2011 Year in Review: SEC and FINRA Selected Enforcement Cases and Developments Regarding Broker-Dealers

January 2012

This Outline highlights key U.S. Securities and Exchange Commission (the "SEC" or the "Commission") and Financial Industry Regulatory Authority ("FINRA") enforcement developments and cases regarding broker-dealers during 2011.

The SEC brought a record number of enforcement actions in FY 2011.1 In its first complete fiscal year since the Division of Enforcement's extensive reorganization, the Commission filed 735 enforcement actions. Although senior Commission officials continue to caution that statistics alone do not tell the whole story, the measures traditionally used to assess the SEC's enforcement activity demonstrate that, in FY 2011, the Division of Enforcement vigorously pursued securities law violators.

Last year there were also a number of important enforcement developments at the Commission, including the SEC's first ever deferred prosecution agreement, the finalization of the Dodd-Frank whistleblower rules, and the continued focus on individual liability in enforcement actions. The SEC also started the process of seeking Congressional approval to enhance its penalty authority and reportedly began leaning toward filing negligence charges rather than scienter based fraud claims in connection with certain cases.
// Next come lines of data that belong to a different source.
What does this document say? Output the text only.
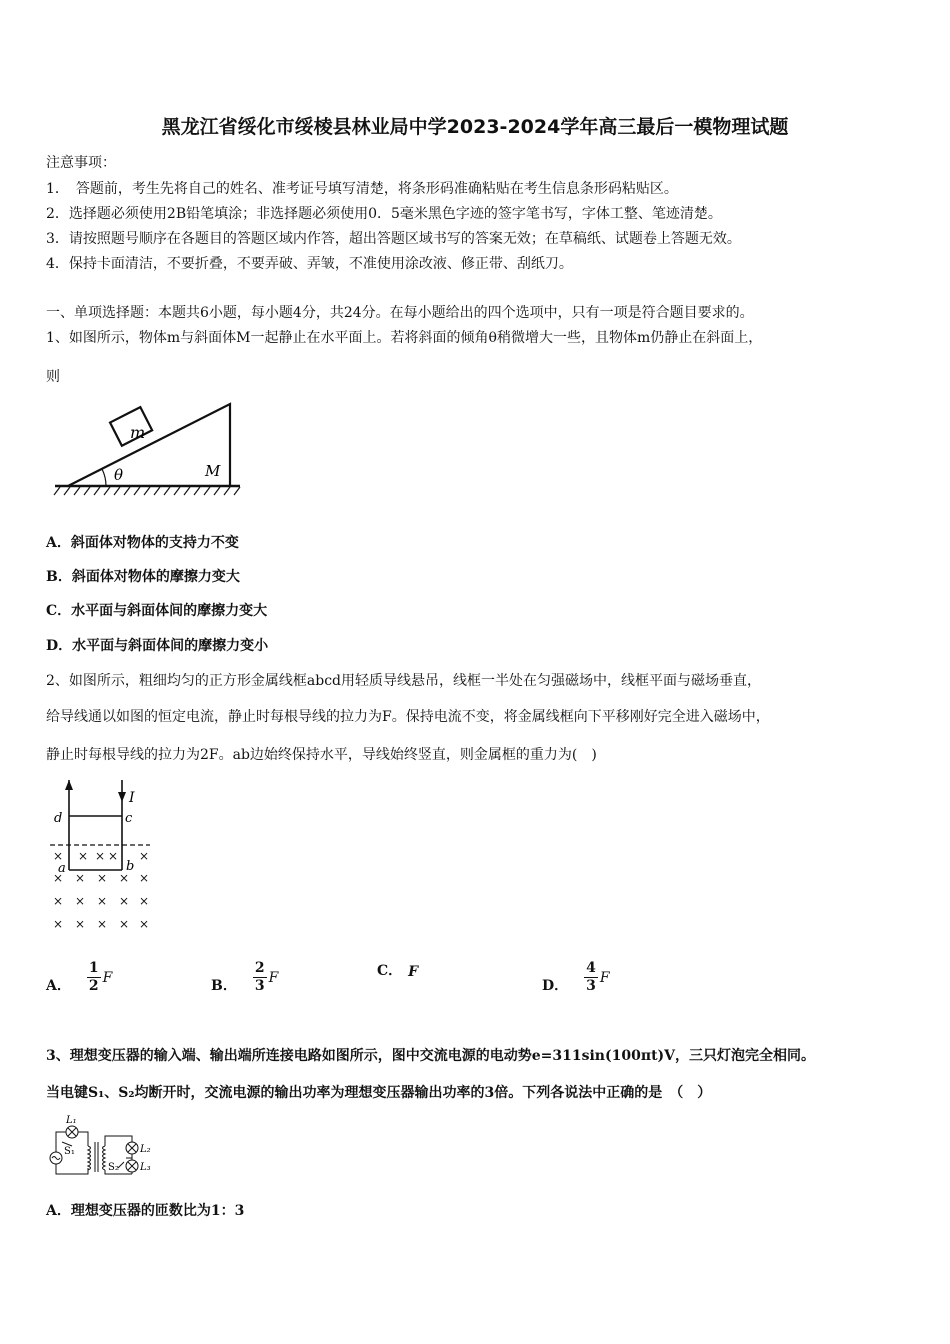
黑龙江省绥化市绥棱县林业局中学2023-2024学年高三最后一模物理试题
注意事项：
1．　答题前，考生先将自己的姓名、准考证号填写清楚，将条形码准确粘贴在考生信息条形码粘贴区。
2．选择题必须使用2B铅笔填涂；非选择题必须使用0．5毫米黑色字迹的签字笔书写，字体工整、笔迹清楚。
3．请按照题号顺序在各题目的答题区域内作答，超出答题区域书写的答案无效；在草稿纸、试题卷上答题无效。
4．保持卡面清洁，不要折叠，不要弄破、弄皱，不准使用涂改液、修正带、刮纸刀。
一、单项选择题：本题共6小题，每小题4分，共24分。在每小题给出的四个选项中，只有一项是符合题目要求的。
1、如图所示，物体m与斜面体M一起静止在水平面上。若将斜面的倾角θ稍微增大一些，且物体m仍静止在斜面上，
则
m
θ	M
A．斜面体对物体的支持力不变
B．斜面体对物体的摩擦力变大
C．水平面与斜面体间的摩擦力变大
D．水平面与斜面体间的摩擦力变小
2、如图所示，粗细均匀的正方形金属线框abcd用轻质导线悬吊，线框一半处在匀强磁场中，线框平面与磁场垂直，
给导线通以如图的恒定电流，静止时每根导线的拉力为F。保持电流不变，将金属线框向下平移刚好完全进入磁场中，
静止时每根导线的拉力为2F。ab边始终保持水平，导线始终竖直，则金属框的重力为(　)
I
d	c
a	b
× × × × ×
× × × × ×
× × × × ×
× × × × ×
A． $\frac{1}{2}$ F
B． $\frac{2}{3}$ F	C． F
D． $\frac{4}{3}$ F
3、理想变压器的输入端、输出端所连接电路如图所示，图中交流电源的电动势e=311sin(100πt)V，三只灯泡完全相同。
当电键S₁、S₂均断开时，交流电源的输出功率为理想变压器输出功率的3倍。下列各说法中正确的是　（　）
L₁
S₁	L₂
S₂ L₃
A．理想变压器的匝数比为1：3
In 2011, the SEC's long-standing settlement practice, which includes defendants neither admitting nor denying the allegations against them, came under increasing judicial attack. In March 2011, Judge Jed Rakoff of the Southern District of New York took issue with this practice in connection with his review of a proposed settlement between the SEC and a corporation and two individual defendants. Judge Rakoff ultimately approved the agreement and reserved for another time the substantial questions the SEC's settlement practices raised. That time came in November 2011, when Judge Rakoff rejected another SEC settlement with a large financial institution, finding that the proposed agreement was neither fair, reasonable, adequate nor in the public interest. That case is now on appeal to the Second Circuit.